How do you solve $ \dfrac{n+5}{n+8}=1+\dfrac{6}{n+1} $ and check for extraneous solutions?

Answer 1

Hint: We will first understand the concept of extraneous solution. We will then simplify the above equation by transforming the equation by taking LCM on the RHS side and cross multiplying the equation obtained and then we will find all the possible values of ‘n’ and then we will check that the obtained value of ‘n’ satisfies the above equation or not. If it does not satisfy the equation then that value of ‘n’ will be the extraneous solution.

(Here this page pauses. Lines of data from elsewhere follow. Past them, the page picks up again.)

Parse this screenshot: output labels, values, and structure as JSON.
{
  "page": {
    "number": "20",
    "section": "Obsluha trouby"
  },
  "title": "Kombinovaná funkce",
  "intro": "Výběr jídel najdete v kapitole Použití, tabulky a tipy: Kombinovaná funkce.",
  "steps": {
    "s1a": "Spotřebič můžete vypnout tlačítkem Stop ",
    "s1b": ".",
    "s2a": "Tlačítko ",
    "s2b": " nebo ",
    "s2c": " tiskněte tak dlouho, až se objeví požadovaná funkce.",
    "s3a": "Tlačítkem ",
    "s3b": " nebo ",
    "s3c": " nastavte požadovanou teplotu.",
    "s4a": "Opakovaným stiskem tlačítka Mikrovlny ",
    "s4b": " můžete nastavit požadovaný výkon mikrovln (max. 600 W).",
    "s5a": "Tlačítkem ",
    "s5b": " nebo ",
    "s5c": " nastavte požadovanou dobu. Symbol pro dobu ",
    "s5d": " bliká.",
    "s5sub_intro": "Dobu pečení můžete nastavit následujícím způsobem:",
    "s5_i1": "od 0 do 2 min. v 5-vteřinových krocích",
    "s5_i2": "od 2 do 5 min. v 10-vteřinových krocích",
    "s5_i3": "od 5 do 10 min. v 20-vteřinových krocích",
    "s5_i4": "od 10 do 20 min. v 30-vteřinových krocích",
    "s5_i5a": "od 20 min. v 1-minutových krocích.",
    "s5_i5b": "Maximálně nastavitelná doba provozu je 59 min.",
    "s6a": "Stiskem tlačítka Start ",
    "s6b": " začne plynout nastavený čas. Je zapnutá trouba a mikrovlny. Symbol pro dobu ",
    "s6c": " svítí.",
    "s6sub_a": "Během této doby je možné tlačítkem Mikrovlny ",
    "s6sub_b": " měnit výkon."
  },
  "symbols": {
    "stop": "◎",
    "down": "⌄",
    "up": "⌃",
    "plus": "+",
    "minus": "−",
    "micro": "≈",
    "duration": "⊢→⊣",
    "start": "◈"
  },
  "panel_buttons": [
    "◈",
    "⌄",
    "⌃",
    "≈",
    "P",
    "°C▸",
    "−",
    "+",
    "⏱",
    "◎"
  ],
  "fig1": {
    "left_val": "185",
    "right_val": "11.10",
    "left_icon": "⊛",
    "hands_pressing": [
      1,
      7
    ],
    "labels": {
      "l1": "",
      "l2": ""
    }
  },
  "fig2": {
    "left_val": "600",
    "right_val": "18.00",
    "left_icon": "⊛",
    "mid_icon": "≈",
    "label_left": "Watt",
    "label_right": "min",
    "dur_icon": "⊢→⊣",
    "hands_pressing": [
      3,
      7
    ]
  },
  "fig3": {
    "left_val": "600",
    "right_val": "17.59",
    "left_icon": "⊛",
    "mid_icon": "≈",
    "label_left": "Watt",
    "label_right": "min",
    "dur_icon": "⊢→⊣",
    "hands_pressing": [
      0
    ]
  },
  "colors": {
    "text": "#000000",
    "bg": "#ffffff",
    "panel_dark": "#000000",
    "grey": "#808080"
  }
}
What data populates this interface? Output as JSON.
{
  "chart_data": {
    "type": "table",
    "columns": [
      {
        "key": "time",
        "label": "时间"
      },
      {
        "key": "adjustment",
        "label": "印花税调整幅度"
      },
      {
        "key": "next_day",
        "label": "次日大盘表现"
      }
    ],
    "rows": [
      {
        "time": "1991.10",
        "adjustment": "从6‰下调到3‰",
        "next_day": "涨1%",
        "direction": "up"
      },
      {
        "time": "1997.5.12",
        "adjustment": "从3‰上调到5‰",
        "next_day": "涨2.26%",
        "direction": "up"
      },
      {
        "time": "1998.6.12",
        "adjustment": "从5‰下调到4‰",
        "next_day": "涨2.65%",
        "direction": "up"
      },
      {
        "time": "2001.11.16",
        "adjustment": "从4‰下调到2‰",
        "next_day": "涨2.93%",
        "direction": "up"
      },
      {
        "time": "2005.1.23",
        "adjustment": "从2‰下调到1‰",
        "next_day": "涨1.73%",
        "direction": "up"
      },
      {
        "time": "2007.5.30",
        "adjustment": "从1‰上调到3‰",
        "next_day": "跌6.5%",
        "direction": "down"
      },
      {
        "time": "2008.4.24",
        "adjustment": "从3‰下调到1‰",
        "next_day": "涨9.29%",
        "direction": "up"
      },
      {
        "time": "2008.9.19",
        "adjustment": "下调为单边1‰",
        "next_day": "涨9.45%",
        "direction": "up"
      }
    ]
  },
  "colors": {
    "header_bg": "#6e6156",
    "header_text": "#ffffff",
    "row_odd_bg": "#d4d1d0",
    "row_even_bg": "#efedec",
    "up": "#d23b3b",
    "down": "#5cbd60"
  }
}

Complete step by step answer:
We know that the extraneous solution is the roots or we can say the solution of the transformed equation does not satisfy the original equation because it is excluded from the domain of the original equation.

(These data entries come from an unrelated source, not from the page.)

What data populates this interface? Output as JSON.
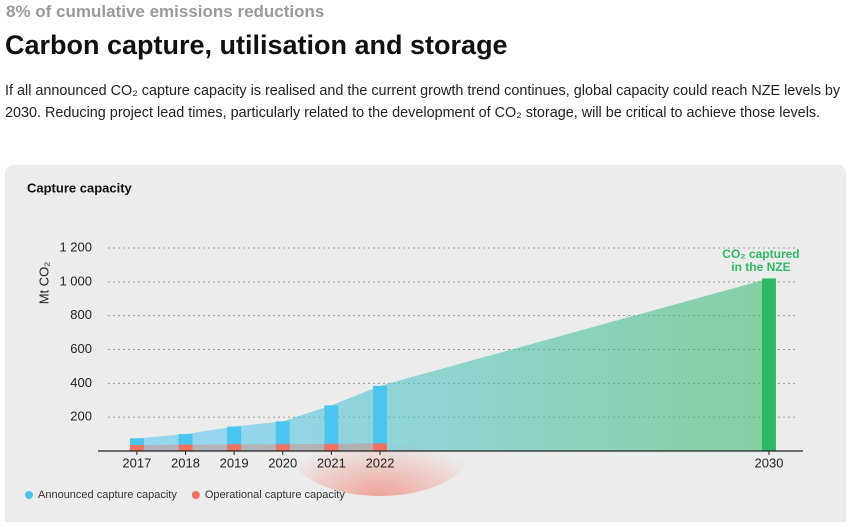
{
  "header": {
    "kicker": "8% of cumulative emissions reductions",
    "title": "Carbon capture, utilisation and storage",
    "paragraph": "If all announced CO₂ capture capacity is realised and the current growth trend continues, global capacity could reach NZE levels by 2030. Reducing project lead times, particularly related to the development of CO₂ storage, will be critical to achieve those levels."
  },
  "chart_data": {
    "type": "bar",
    "title": "Capture capacity",
    "y_label": "Mt CO₂",
    "x": [
      2017,
      2018,
      2019,
      2020,
      2021,
      2022
    ],
    "xticks": [
      2017,
      2018,
      2019,
      2020,
      2021,
      2022,
      2030
    ],
    "xlim": [
      2016.2,
      2030.7
    ],
    "ylim": [
      0,
      1200
    ],
    "yticks": [
      200,
      400,
      600,
      800,
      {
        "value": 1000,
        "label": "1 000"
      },
      {
        "value": 1200,
        "label": "1 200"
      }
    ],
    "grid": true,
    "series": [
      {
        "name": "Announced capture capacity",
        "color": "#4cc4f0",
        "values": [
          75,
          100,
          145,
          175,
          270,
          385
        ]
      },
      {
        "name": "Operational capture capacity",
        "color": "#f07362",
        "values": [
          35,
          38,
          40,
          40,
          42,
          45
        ]
      }
    ],
    "nze": {
      "x": 2030,
      "value": 1020,
      "color": "#2fb864"
    },
    "annotation": [
      "CO₂ captured",
      "in the NZE"
    ],
    "legend": "bottom-left"
  }
}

We have the equation: $ \dfrac{n+5}{n+8}=1+\dfrac{6}{n+1} $ .
Since we know that denominator can not be equal to 0. So, (n+8) and (n+1) can not be equal to zero.
 $ \Rightarrow n+8\not{=}0\text{ and }n+1\not{=}0 $
 $ \Rightarrow n\not{=}-8\text{ and }n\not{=}-1 $
So, -8, and -1 are not in the domain of the above-given equation.

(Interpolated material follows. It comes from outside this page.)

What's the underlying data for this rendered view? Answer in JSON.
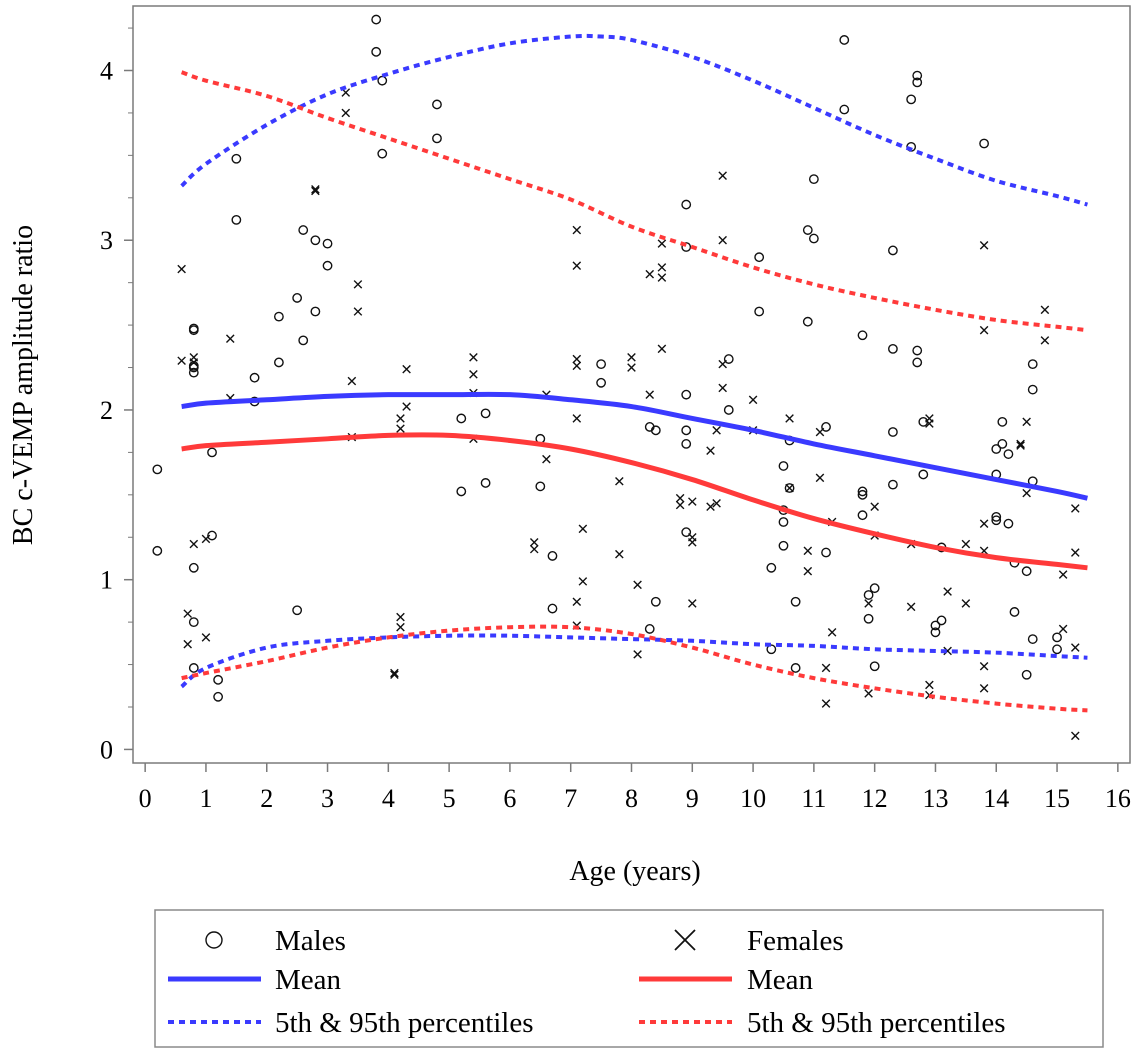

Now, we will take (n+1) as LCM on the RHS, then we will get:
 $ \Rightarrow \dfrac{n+5}{n+8}=\dfrac{\left( n+1 \right)+6}{n+1} $
 $ \Rightarrow \dfrac{n+5}{n+8}=\dfrac{n+7}{n+1} $
Now, after cross multiplying both the side we will get:
 $ \Rightarrow \left( n+5 \right)\left( n+1 \right)=\left( n+7 \right)\left( n+8 \right) $
Now, we will open the bracket and multiply the first term with each of second term inside the bracket:
 $ \Rightarrow n\left( n+1 \right)+5\left( n+1 \right)=n\left( n+8 \right)+7\left( n+8 \right) $
 $ \Rightarrow {{n}^{2}}+n+5n+5={{n}^{2}}+8n+7n+56 $
 $ \Rightarrow {{n}^{2}}+6n+5={{n}^{2}}+15n+56 $
Now, we will take all the terms on the RHS to the LHS then we will get:
 $ \Rightarrow {{n}^{2}}-{{n}^{2}}+6n-15n+5-56=0 $
 $ \Rightarrow -9n-51=0 $
 $ \Rightarrow 9n+51=0 $
 $ \begin{align}
  & \Rightarrow n=-\dfrac{51}{9} \\
 & \therefore n=-\dfrac{17}{3} \\
\end{align} $
Since, $ n=-\dfrac{17}{3} $ is not equal to -1 or -8. So, $ -\dfrac{17}{3} $ is the solution of the above equation.
Hence, $ -\dfrac{17}{3} $ is not the extraneous solution of the above equation.

Note:
 Students are required to note that when we are given an equation that can not be solved without transformation such as doing square roots, cross multiplying, etc. then there are chances of getting extraneous solutions so we need to verify all the roots obtained from the transformed equation by putting them into the original equation.